@krismicinski @shriramk @jfdm @csgordon @lindsey @jeremysiek goodness, I hope that prompting an LLM will not be a *huge* part of software engineering going forward. It's an incredibly inefficient way to go about the task. Frankly, I'm amazed at just how shoddy the current set of tools are.
@cross @krismicinski @shriramk @jfdm @csgordon @lindsey @jeremysiek It’s amazingly depressing to me, not because I worry about AI tools making the work obsolete, but because the remarkable effectiveness of AI tools in the face of their shoddiness drives home to me that the vast majority of programmers are redoing a thing that’s already been done most of the time. What a waste of human capital.

@steve @cross @krismicinski @shriramk @jfdm @csgordon @lindsey @jeremysiek As a professional programmer now almost 20 years out from defending a thesis that was about code generation, I can't upvote this enough.

LLMs are an incredibly inefficient way to do code reuse.

@gwozniak @steve @krismicinski @shriramk @jfdm @csgordon @lindsey @jeremysiek yeah, I was going to comment that you had said something similar a few days or a week ago.

It's wild to me that we keep writing the same program over and over again and calling it "progress."

@cross @gwozniak @steve @[email protected] @jfdm @csgordon @lindsey @jeremysiek
We were already doing this. The entire low-code/no-code movement was all about making sure we stopped doing that in some domains, though we built 20+ systems that each tried to do that. (-:

@shriramk @cross @steve @krismicinski @jfdm @csgordon @lindsey @jeremysiek At a certain level I am on board for the "coding assistant" kind of approach that LLMs allow for, especially for throwaway code or prototypes in research. Hell, that's the kind of thing I was into when I was doing research.
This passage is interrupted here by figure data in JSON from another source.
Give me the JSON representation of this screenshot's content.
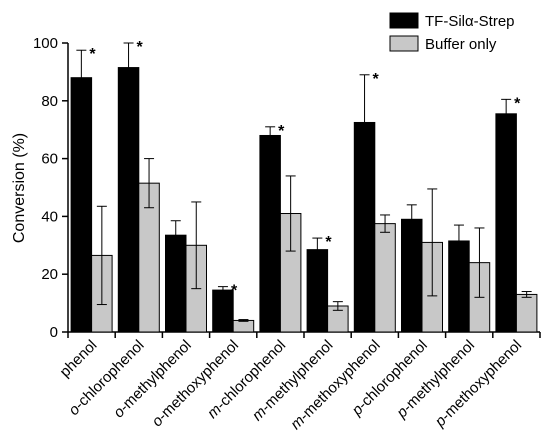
{
  "chart_data": {
    "type": "bar",
    "ylabel": "Conversion (%)",
    "ylim": [
      0,
      100
    ],
    "yticks": [
      0,
      20,
      40,
      60,
      80,
      100
    ],
    "categories": [
      {
        "prefix": "",
        "name": "phenol"
      },
      {
        "prefix": "o",
        "name": "-chlorophenol"
      },
      {
        "prefix": "o",
        "name": "-methylphenol"
      },
      {
        "prefix": "o",
        "name": "-methoxyphenol"
      },
      {
        "prefix": "m",
        "name": "-chlorophenol"
      },
      {
        "prefix": "m",
        "name": "-methylphenol"
      },
      {
        "prefix": "m",
        "name": "-methoxyphenol"
      },
      {
        "prefix": "p",
        "name": "-chlorophenol"
      },
      {
        "prefix": "p",
        "name": "-methylphenol"
      },
      {
        "prefix": "p",
        "name": "-methoxyphenol"
      }
    ],
    "series": [
      {
        "name": "TF-Silα-Strep",
        "color": "#000000",
        "values": [
          88,
          91.5,
          33.5,
          14.5,
          68,
          28.5,
          72.5,
          39,
          31.5,
          75.5
        ],
        "errors": [
          9.5,
          8.5,
          5,
          1.2,
          3,
          4,
          16.5,
          5,
          5.5,
          5
        ]
      },
      {
        "name": "Buffer only",
        "color": "#c8c8c8",
        "values": [
          26.5,
          51.5,
          30,
          4,
          41,
          9,
          37.5,
          31,
          24,
          13
        ],
        "errors": [
          17,
          8.5,
          15,
          0.3,
          13,
          1.5,
          3,
          18.5,
          12,
          1
        ]
      }
    ],
    "significance": [
      true,
      true,
      false,
      true,
      true,
      true,
      true,
      false,
      false,
      true
    ],
    "significance_marker": "*",
    "legend_position": "top-right"
  }
}
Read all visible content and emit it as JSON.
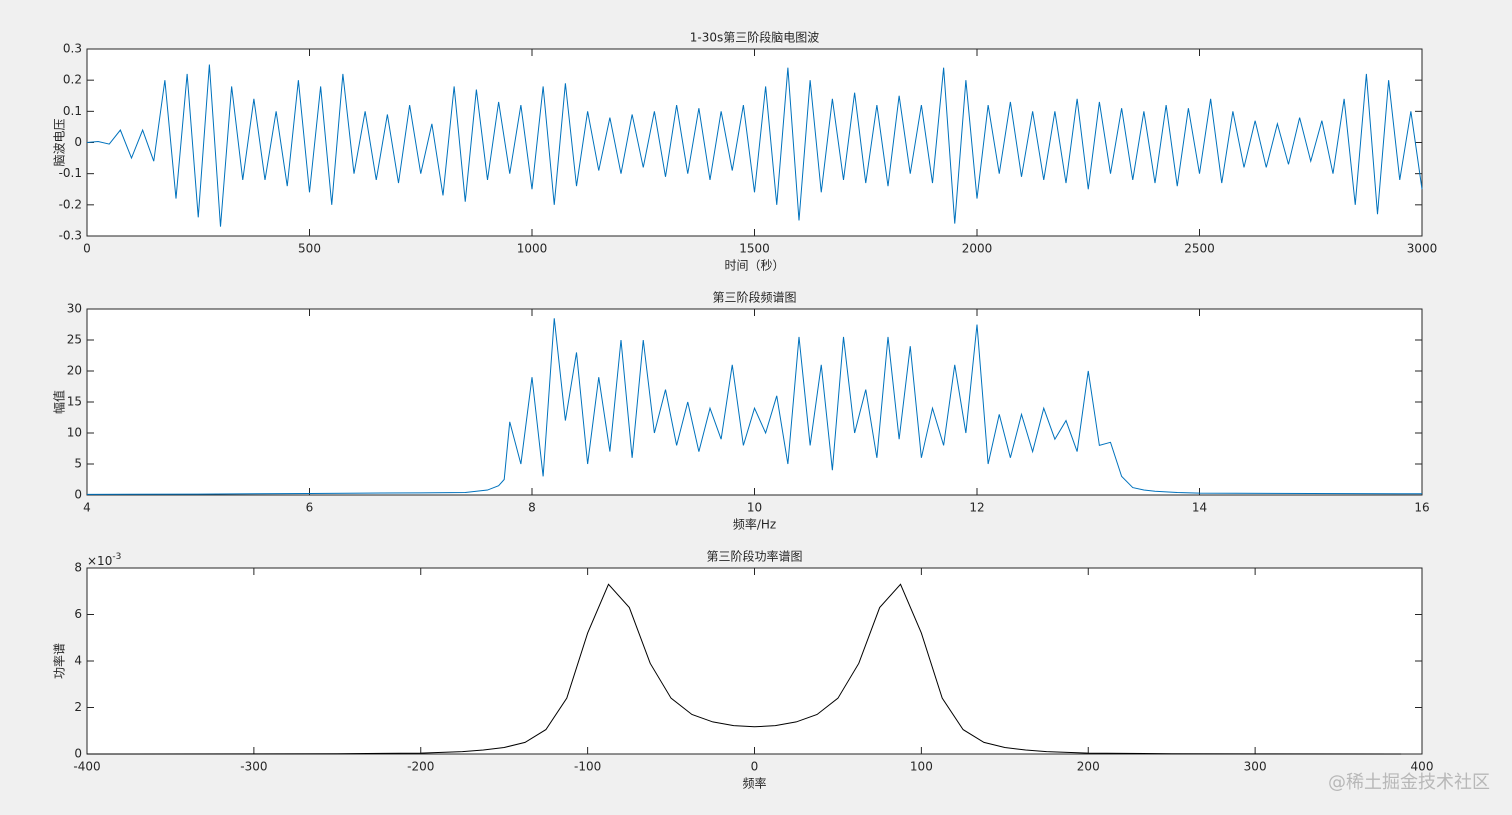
{
  "chart_data": [
    {
      "type": "line",
      "title": "1-30s第三阶段脑电图波",
      "x_label": "时间（秒）",
      "y_label": "脑波电压",
      "xlim": [
        0,
        3000
      ],
      "ylim": [
        -0.3,
        0.3
      ],
      "xticks": [
        0,
        500,
        1000,
        1500,
        2000,
        2500,
        3000
      ],
      "yticks": [
        -0.3,
        -0.2,
        -0.1,
        0,
        0.1,
        0.2,
        0.3
      ],
      "x": [
        0,
        25,
        50,
        75,
        100,
        125,
        150,
        175,
        200,
        225,
        250,
        275,
        300,
        325,
        350,
        375,
        400,
        425,
        450,
        475,
        500,
        525,
        550,
        575,
        600,
        625,
        650,
        675,
        700,
        725,
        750,
        775,
        800,
        825,
        850,
        875,
        900,
        925,
        950,
        975,
        1000,
        1025,
        1050,
        1075,
        1100,
        1125,
        1150,
        1175,
        1200,
        1225,
        1250,
        1275,
        1300,
        1325,
        1350,
        1375,
        1400,
        1425,
        1450,
        1475,
        1500,
        1525,
        1550,
        1575,
        1600,
        1625,
        1650,
        1675,
        1700,
        1725,
        1750,
        1775,
        1800,
        1825,
        1850,
        1875,
        1900,
        1925,
        1950,
        1975,
        2000,
        2025,
        2050,
        2075,
        2100,
        2125,
        2150,
        2175,
        2200,
        2225,
        2250,
        2275,
        2300,
        2325,
        2350,
        2375,
        2400,
        2425,
        2450,
        2475,
        2500,
        2525,
        2550,
        2575,
        2600,
        2625,
        2650,
        2675,
        2700,
        2725,
        2750,
        2775,
        2800,
        2825,
        2850,
        2875,
        2900,
        2925,
        2950,
        2975,
        3000
      ],
      "series": [
        {
          "color": "#0072bd",
          "values": [
            0,
            0.003,
            -0.005,
            0.04,
            -0.05,
            0.04,
            -0.06,
            0.2,
            -0.18,
            0.22,
            -0.24,
            0.25,
            -0.27,
            0.18,
            -0.12,
            0.14,
            -0.12,
            0.1,
            -0.14,
            0.2,
            -0.16,
            0.18,
            -0.2,
            0.22,
            -0.1,
            0.1,
            -0.12,
            0.09,
            -0.13,
            0.12,
            -0.1,
            0.06,
            -0.17,
            0.18,
            -0.19,
            0.17,
            -0.12,
            0.13,
            -0.1,
            0.12,
            -0.15,
            0.18,
            -0.2,
            0.19,
            -0.14,
            0.1,
            -0.09,
            0.08,
            -0.1,
            0.09,
            -0.08,
            0.1,
            -0.11,
            0.12,
            -0.1,
            0.11,
            -0.12,
            0.1,
            -0.09,
            0.12,
            -0.16,
            0.18,
            -0.2,
            0.24,
            -0.25,
            0.2,
            -0.16,
            0.14,
            -0.12,
            0.16,
            -0.13,
            0.12,
            -0.14,
            0.15,
            -0.1,
            0.12,
            -0.13,
            0.24,
            -0.26,
            0.2,
            -0.18,
            0.12,
            -0.1,
            0.13,
            -0.11,
            0.1,
            -0.12,
            0.1,
            -0.13,
            0.14,
            -0.15,
            0.13,
            -0.1,
            0.11,
            -0.12,
            0.1,
            -0.13,
            0.12,
            -0.14,
            0.11,
            -0.1,
            0.14,
            -0.13,
            0.1,
            -0.08,
            0.07,
            -0.08,
            0.06,
            -0.07,
            0.08,
            -0.06,
            0.07,
            -0.1,
            0.14,
            -0.2,
            0.22,
            -0.23,
            0.2,
            -0.12,
            0.1,
            -0.15
          ]
        }
      ]
    },
    {
      "type": "line",
      "title": "第三阶段频谱图",
      "x_label": "频率/Hz",
      "y_label": "幅值",
      "xlim": [
        4,
        16
      ],
      "ylim": [
        0,
        30
      ],
      "xticks": [
        4,
        6,
        8,
        10,
        12,
        14,
        16
      ],
      "yticks": [
        0,
        5,
        10,
        15,
        20,
        25,
        30
      ],
      "x": [
        4,
        5,
        6,
        7,
        7.4,
        7.5,
        7.6,
        7.7,
        7.75,
        7.8,
        7.9,
        8.0,
        8.1,
        8.2,
        8.3,
        8.4,
        8.5,
        8.6,
        8.7,
        8.8,
        8.9,
        9.0,
        9.1,
        9.2,
        9.3,
        9.4,
        9.5,
        9.6,
        9.7,
        9.8,
        9.9,
        10.0,
        10.1,
        10.2,
        10.3,
        10.4,
        10.5,
        10.6,
        10.7,
        10.8,
        10.9,
        11.0,
        11.1,
        11.2,
        11.3,
        11.4,
        11.5,
        11.6,
        11.7,
        11.8,
        11.9,
        12.0,
        12.1,
        12.2,
        12.3,
        12.4,
        12.5,
        12.6,
        12.7,
        12.8,
        12.9,
        13.0,
        13.1,
        13.2,
        13.3,
        13.4,
        13.5,
        13.6,
        13.8,
        14,
        15,
        16
      ],
      "series": [
        {
          "color": "#0072bd",
          "values": [
            0.1,
            0.15,
            0.25,
            0.35,
            0.4,
            0.6,
            0.8,
            1.5,
            2.5,
            11.8,
            5,
            19,
            3,
            28.5,
            12,
            23,
            5,
            19,
            7,
            25,
            6,
            25,
            10,
            17,
            8,
            15,
            7,
            14,
            9,
            21,
            8,
            14,
            10,
            16,
            5,
            25.5,
            8,
            21,
            4,
            25.5,
            10,
            17,
            6,
            25.5,
            9,
            24,
            6,
            14,
            8,
            21,
            10,
            27.5,
            5,
            13,
            6,
            13,
            7,
            14,
            9,
            12,
            7,
            20,
            8,
            8.5,
            3,
            1.2,
            0.8,
            0.6,
            0.4,
            0.3,
            0.25,
            0.2
          ]
        }
      ]
    },
    {
      "type": "line",
      "title": "第三阶段功率谱图",
      "x_label": "频率",
      "y_label": "功率谱",
      "y_multiplier_base": "×10",
      "y_multiplier_exponent": "-3",
      "xlim": [
        -400,
        400
      ],
      "ylim": [
        0,
        8
      ],
      "xticks": [
        -400,
        -300,
        -200,
        -100,
        0,
        100,
        200,
        300,
        400
      ],
      "yticks": [
        0,
        2,
        4,
        6,
        8
      ],
      "x": [
        -400,
        -300,
        -250,
        -200,
        -175,
        -162.5,
        -150,
        -137.5,
        -125,
        -112.5,
        -100,
        -87.5,
        -75,
        -62.5,
        -50,
        -37.5,
        -25,
        -12.5,
        0,
        12.5,
        25,
        37.5,
        50,
        62.5,
        75,
        87.5,
        100,
        112.5,
        125,
        137.5,
        150,
        162.5,
        175,
        200,
        250,
        300,
        387.5
      ],
      "series": [
        {
          "color": "#000000",
          "values": [
            0,
            0.005,
            0.01,
            0.04,
            0.1,
            0.17,
            0.28,
            0.5,
            1.05,
            2.4,
            5.2,
            7.3,
            6.3,
            3.9,
            2.4,
            1.7,
            1.38,
            1.22,
            1.17,
            1.22,
            1.38,
            1.7,
            2.4,
            3.9,
            6.3,
            7.3,
            5.2,
            2.4,
            1.05,
            0.5,
            0.28,
            0.17,
            0.1,
            0.04,
            0.01,
            0.005,
            0
          ]
        }
      ]
    }
  ],
  "watermark": "@稀土掘金技术社区"
}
I wanted this sort of thing!

Leaving aside the major externality problems with the current tools (but please, don't ignore them), I firmly believe LLMs are deeply inefficient. To me there is an interesting research area here: what is a more efficient version that works? And why did all the "no code" approaches before not work? Is it because they tried to be formal? Or is it not a technical problem?

I guess I lied a bit because I find the inefficiency of them to be at the heart of the externality problems that come with them.

And from an industry standpoint, massive code generation is a very sharp double-edged sword. That stuff has to be maintained. So when there is a problem and you have reams of generated code to debug, do you debug it or just generate it all again? But if you do that, will it be the same as it was before? Because latent bugs often become vital features.

@shriramk @cross @steve @krismicinski @jfdm @csgordon @lindsey @jeremysiek I will say that I still don't use them because of the externality problems. I consider them too great.

Plus, I spend a lot of my time trying to make existing messes make other messes. And debugging other people's messes. So they aren't a thing that will do much for me.

@gwozniak @cross @steve @[email protected] @jfdm @csgordon @lindsey @jeremysiek
I don't disagree re. the externalities. That's why I think "open source agentic loop + open-weight models" is a useful baseline. I also think we're just at the start of this revolution — literally ~4 months in — and if the core compute becomes too expensive, great, it'll spur all kinds of other innovation outside that core. RL will only become more important, and PLs can offer amazing kinds of RL!